Il existe deux autres œstrogènes, moins puissants : l'estrone (E1), qui devient la forme dominante après la ménopause, et l'estriol (E3), surtout présent pendant la grossesse.
| Période | Ce qui caractérise l'œstradiol |
|---|---|
| Cycle menstruel | Variation ample, avec un pic avant l'ovulation |
| Périménopause | Fluctuations irrégulières et imprévisibles d'un cycle à l'autre [1] |
| Après la ménopause | Production ovarienne effondrée, concentrations basses et stables [1] |
Pourquoi un dosage isolé dit peu de chose
C'est le point central, et celui qui surprend le plus. Chez une femme réglée, le taux d'œstradiol dépend du jour du cycle : le même prélèvement donne des valeurs très différentes selon qu'il est fait en début de cycle ou juste avant l'ovulation. Un chiffre sans la date du cycle n'est donc pas interprétable.
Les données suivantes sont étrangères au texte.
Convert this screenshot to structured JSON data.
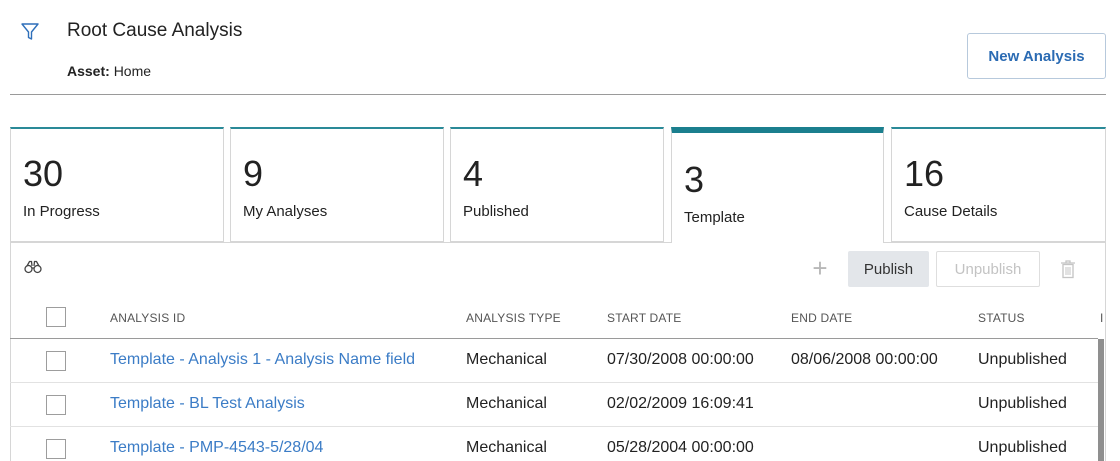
{
  "header": {
    "title": "Root Cause Analysis",
    "asset_label": "Asset:",
    "asset_value": "Home",
    "new_analysis_label": "New Analysis"
  },
  "tiles": [
    {
      "count": "30",
      "label": "In Progress"
    },
    {
      "count": "9",
      "label": "My Analyses"
    },
    {
      "count": "4",
      "label": "Published"
    },
    {
      "count": "3",
      "label": "Template",
      "active": true
    },
    {
      "count": "16",
      "label": "Cause Details"
    }
  ],
  "toolbar": {
    "publish_label": "Publish",
    "unpublish_label": "Unpublish",
    "add_icon": "plus-icon",
    "search_icon": "binoculars-icon",
    "delete_icon": "trash-icon"
  },
  "table": {
    "columns": [
      "ANALYSIS ID",
      "ANALYSIS TYPE",
      "START DATE",
      "END DATE",
      "STATUS",
      "I"
    ],
    "rows": [
      {
        "analysis_id": "Template - Analysis 1 - Analysis Name field",
        "analysis_type": "Mechanical",
        "start_date": "07/30/2008 00:00:00",
        "end_date": "08/06/2008 00:00:00",
        "status": "Unpublished"
      },
      {
        "analysis_id": "Template - BL Test Analysis",
        "analysis_type": "Mechanical",
        "start_date": "02/02/2009 16:09:41",
        "end_date": "",
        "status": "Unpublished"
      },
      {
        "analysis_id": "Template - PMP-4543-5/28/04",
        "analysis_type": "Mechanical",
        "start_date": "05/28/2004 00:00:00",
        "end_date": "",
        "status": "Unpublished"
      }
    ]
  },
  "colors": {
    "accent_teal": "#1b7f8e",
    "link_blue": "#3b7cc6",
    "button_blue": "#2b6bb3"
  }
}
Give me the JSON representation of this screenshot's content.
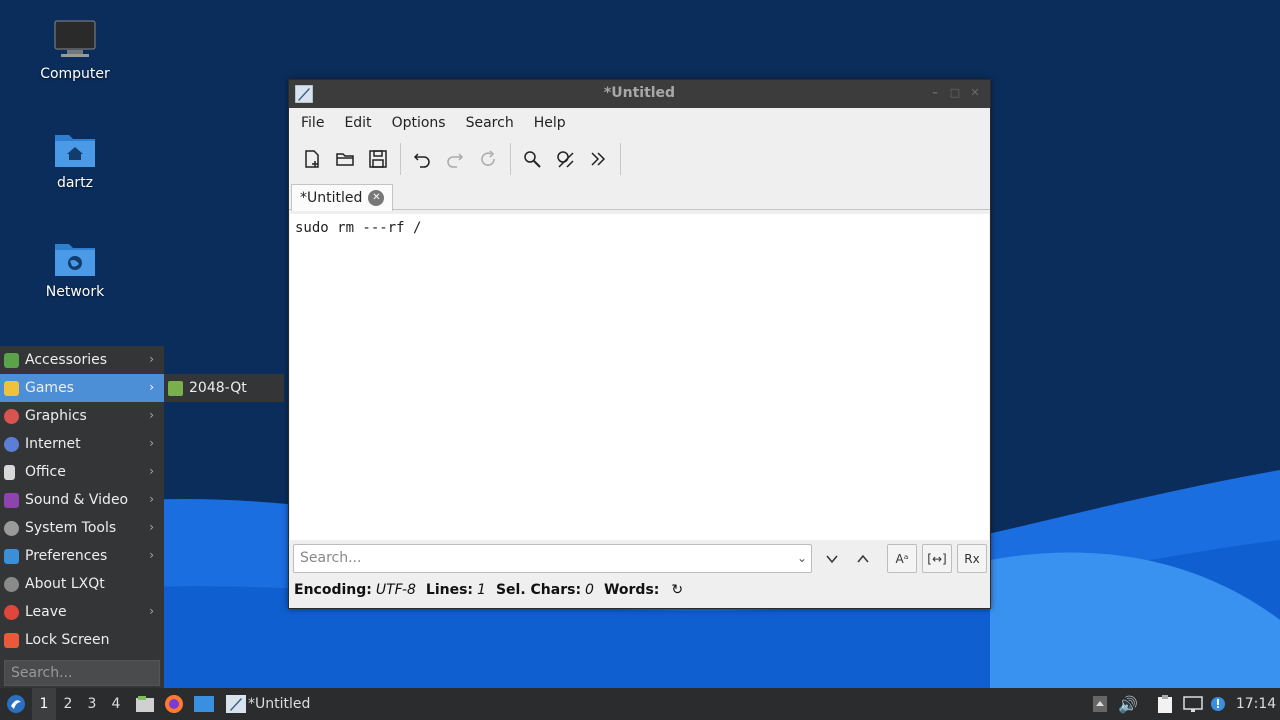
{
  "desktop": {
    "icons": [
      {
        "label": "Computer"
      },
      {
        "label": "dartz"
      },
      {
        "label": "Network"
      }
    ]
  },
  "window": {
    "title": "*Untitled",
    "menu": [
      "File",
      "Edit",
      "Options",
      "Search",
      "Help"
    ],
    "tab_label": "*Untitled",
    "editor_text": "sudo rm ---rf /",
    "search_placeholder": "Search...",
    "search_buttons": {
      "case": "Aᵃ",
      "whole": "[↔]",
      "regex": "Rx"
    },
    "status": {
      "encoding_label": "Encoding:",
      "encoding_value": "UTF-8",
      "lines_label": "Lines:",
      "lines_value": "1",
      "sel_label": "Sel. Chars:",
      "sel_value": "0",
      "words_label": "Words:"
    }
  },
  "start_menu": {
    "items": [
      {
        "label": "Accessories",
        "color": "#5aa34a"
      },
      {
        "label": "Games",
        "color": "#f0c23c"
      },
      {
        "label": "Graphics",
        "color": "#d9534f"
      },
      {
        "label": "Internet",
        "color": "#5b7fd6"
      },
      {
        "label": "Office",
        "color": "#d8d8d8"
      },
      {
        "label": "Sound & Video",
        "color": "#8e44ad"
      },
      {
        "label": "System Tools",
        "color": "#9a9a9a"
      },
      {
        "label": "Preferences",
        "color": "#3a8fd6"
      },
      {
        "label": "About LXQt",
        "color": "#8a8a8a"
      },
      {
        "label": "Leave",
        "color": "#e0463a"
      },
      {
        "label": "Lock Screen",
        "color": "#e85a3a"
      }
    ],
    "search_placeholder": "Search...",
    "submenu_item": "2048-Qt"
  },
  "taskbar": {
    "desktops": [
      "1",
      "2",
      "3",
      "4"
    ],
    "task_label": "*Untitled",
    "clock": "17:14"
  }
}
En périménopause, la difficulté est plus grande encore. Les concentrations ne baissent pas régulièrement : elles fluctuent de façon irrégulière, parfois vers le haut, d'un cycle sur l'autre [1]. C'est pourquoi le diagnostic de ménopause repose sur la clinique, c'est-à-dire l'arrêt des règles pendant douze mois consécutifs en l'absence d'autre cause, et non sur un dosage hormonal [1] [2].
Une limite technique rarement mentionnée
Il existe une seconde raison de se méfier d'un chiffre isolé, et elle est technique. Une prise de position de l'Endocrine Society souligne que la mesure de l'œstradiol devient peu fiable dans les concentrations basses, celles que l'on rencontre après la ménopause, chez l'enfant et chez l'homme : les méthodes courantes y manquent de précision et les résultats varient d'un laboratoire à l'autre [3]. Comparer deux dosages faits ailleurs a donc peu de sens.
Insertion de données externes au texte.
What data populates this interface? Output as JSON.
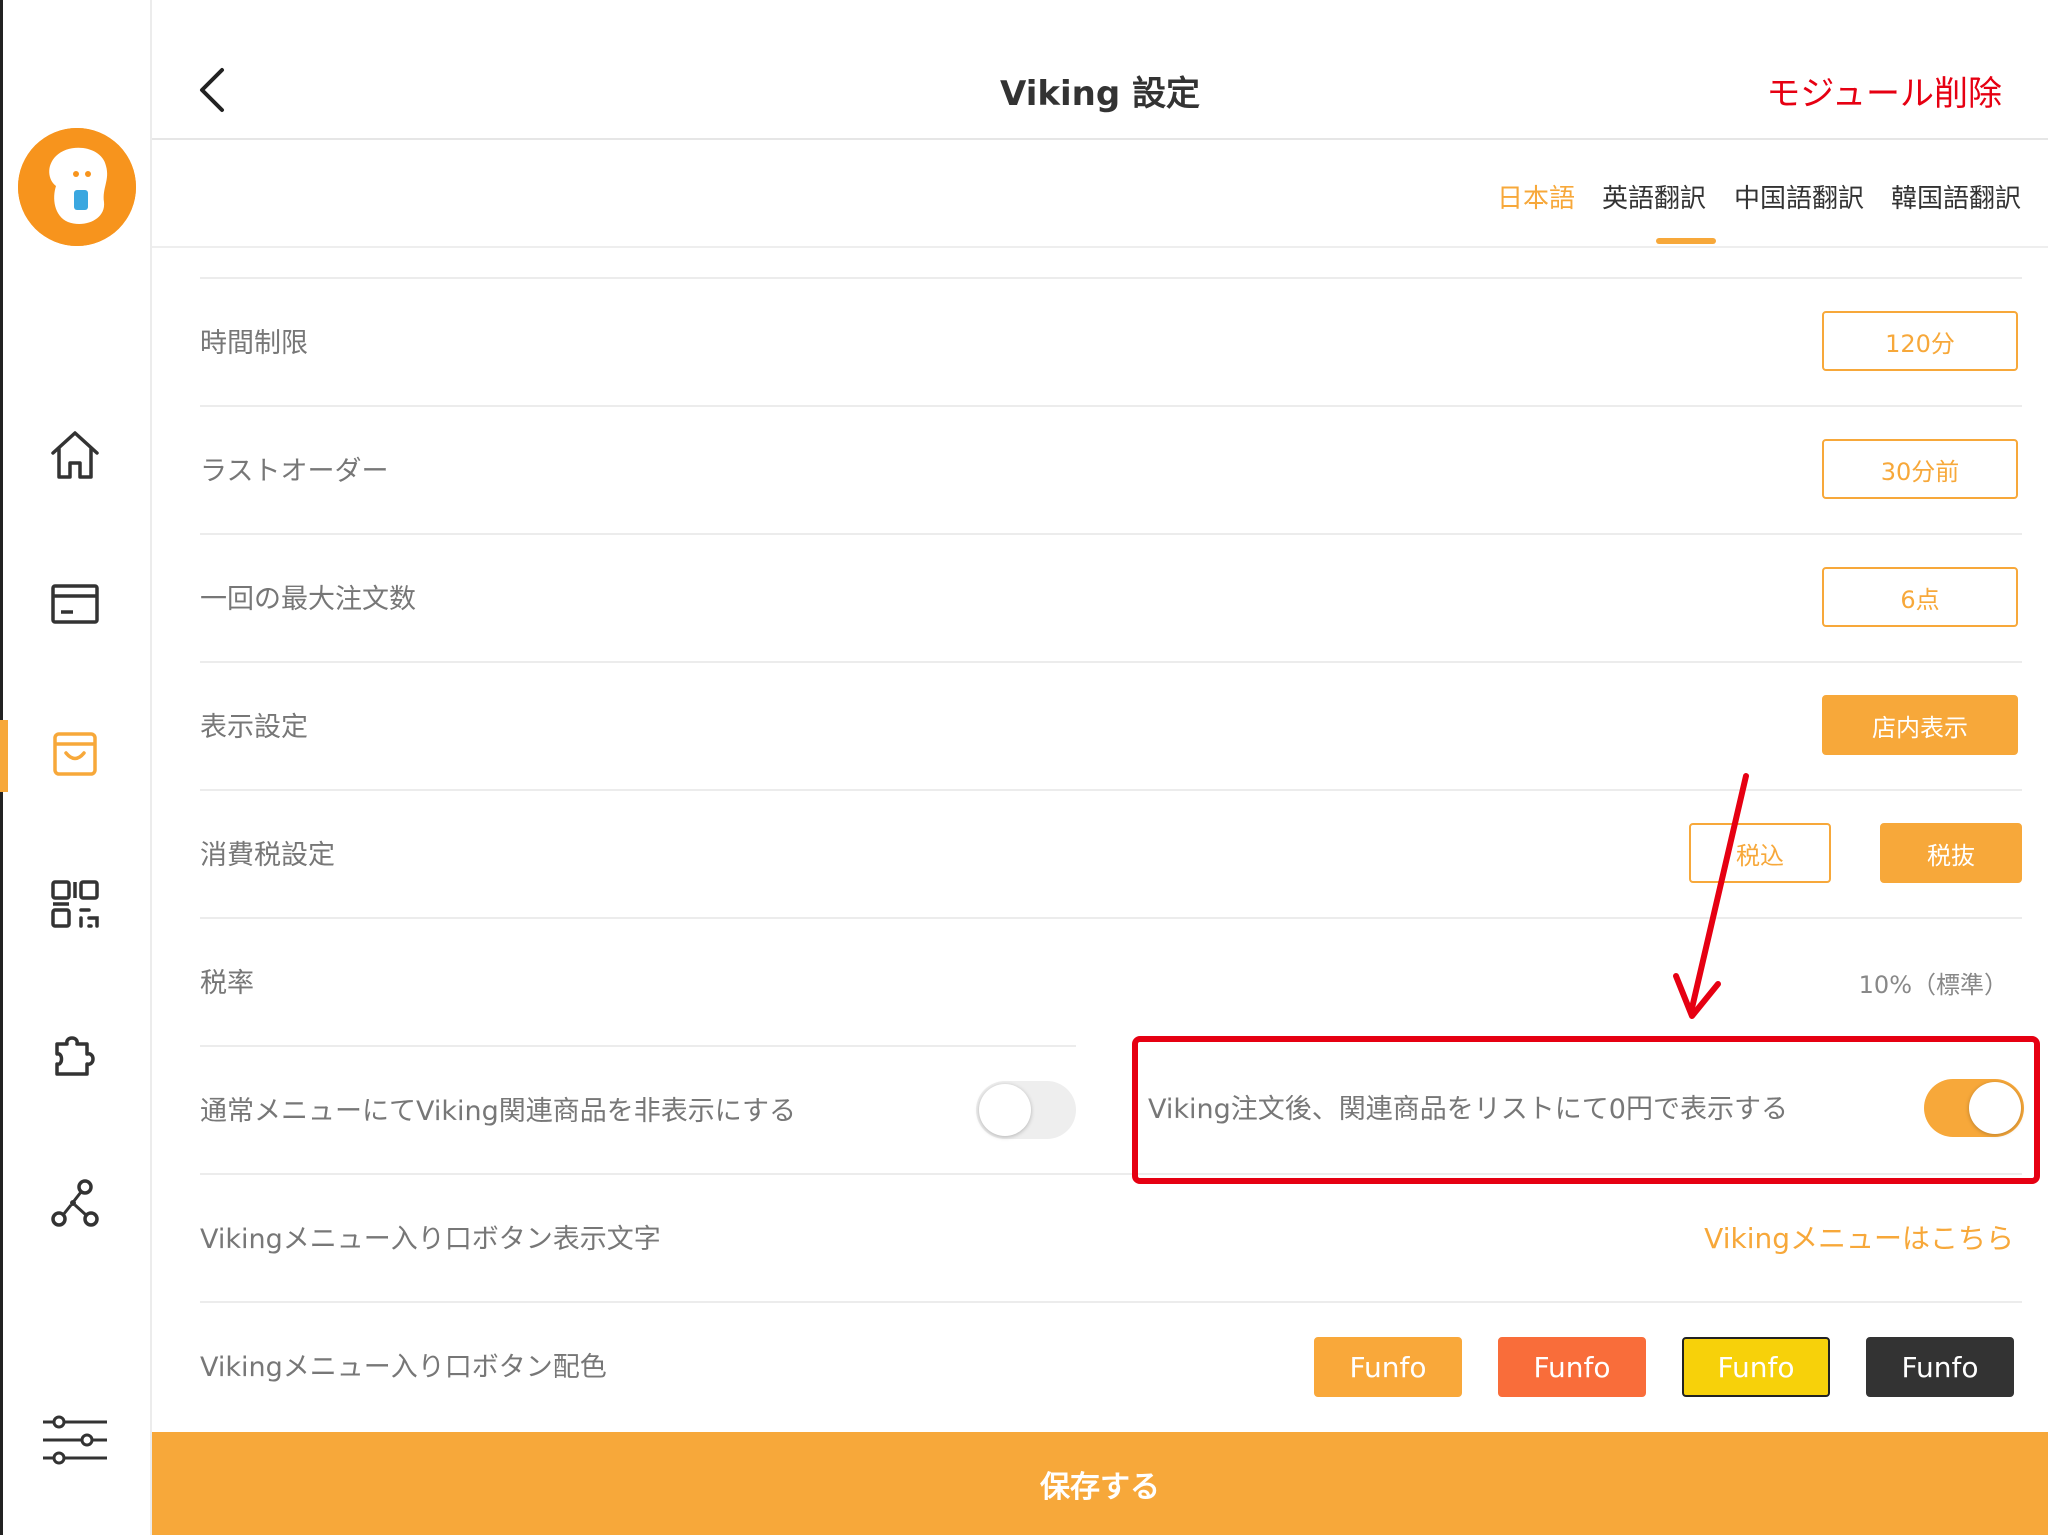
{
  "header": {
    "title": "Viking 設定",
    "delete_label": "モジュール削除"
  },
  "tabs": [
    {
      "label": "日本語",
      "active": true
    },
    {
      "label": "英語翻訳",
      "active": false
    },
    {
      "label": "中国語翻訳",
      "active": false
    },
    {
      "label": "韓国語翻訳",
      "active": false
    }
  ],
  "settings": {
    "time_limit": {
      "label": "時間制限",
      "value": "120分"
    },
    "last_order": {
      "label": "ラストオーダー",
      "value": "30分前"
    },
    "max_order": {
      "label": "一回の最大注文数",
      "value": "6点"
    },
    "display": {
      "label": "表示設定",
      "value": "店内表示"
    },
    "tax": {
      "label": "消費税設定",
      "option_incl": "税込",
      "option_excl": "税抜",
      "selected": "税抜"
    },
    "tax_rate": {
      "label": "税率",
      "value": "10%（標準）"
    },
    "hide_normal": {
      "label": "通常メニューにてViking関連商品を非表示にする",
      "enabled": false
    },
    "show_zero": {
      "label": "Viking注文後、関連商品をリストにて0円で表示する",
      "enabled": true
    },
    "entry_text": {
      "label": "Vikingメニュー入り口ボタン表示文字",
      "value": "Vikingメニューはこちら"
    },
    "entry_color": {
      "label": "Vikingメニュー入り口ボタン配色",
      "options": [
        {
          "text": "Funfo",
          "bg": "#f9a83a",
          "fg": "#ffffff",
          "border": "#f9a83a"
        },
        {
          "text": "Funfo",
          "bg": "#f96d3a",
          "fg": "#ffffff",
          "border": "#f96d3a"
        },
        {
          "text": "Funfo",
          "bg": "#f7d10a",
          "fg": "#ffffff",
          "border": "#222222"
        },
        {
          "text": "Funfo",
          "bg": "#333333",
          "fg": "#ffffff",
          "border": "#333333"
        }
      ]
    }
  },
  "footer": {
    "save_label": "保存する"
  },
  "sidebar": {
    "icons": [
      "home-icon",
      "card-icon",
      "shop-bag-icon",
      "qr-code-icon",
      "puzzle-icon",
      "network-icon",
      "sliders-icon"
    ],
    "active": "shop-bag-icon"
  },
  "colors": {
    "accent": "#f7a83a",
    "danger": "#e60012"
  }
}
Les précautions à connaître
- un dosage d'œstradiol se prescrit dans un contexte précis, il ne fait pas partie d'un bilan de routine [2] ;
- en périménopause, des symptômes gênants se prennent en charge sur la base du tableau clinique, pas d'un chiffre [1] [2] ;
- un traitement hormonal de la ménopause relève d'une décision médicale individualisée, qui pèse bénéfices et risques : il ne s'initie, ne se modifie et ne s'interrompt jamais seul [2] ;
- la baisse des œstrogènes après la ménopause accélère la perte osseuse, ce qui justifie un suivi adapté [1].
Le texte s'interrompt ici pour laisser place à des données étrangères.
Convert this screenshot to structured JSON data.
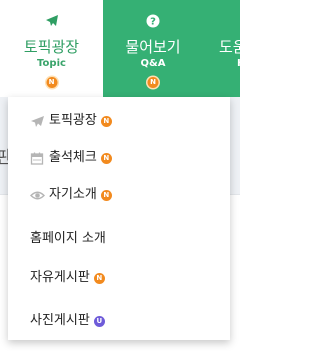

Si un résultat vous interpelle ou si des symptômes vous pèsent au quotidien, un échange avec votre médecin reste la meilleure approche. Il n'est jamais trop tôt ni trop tard pour en parler.
Sources scientifiques
- Davis SR, Lambrinoudaki I, Lumsden M, et al. "Menopause" Nat Rev Dis Primers 2015;1:15004 (PMID 27188659)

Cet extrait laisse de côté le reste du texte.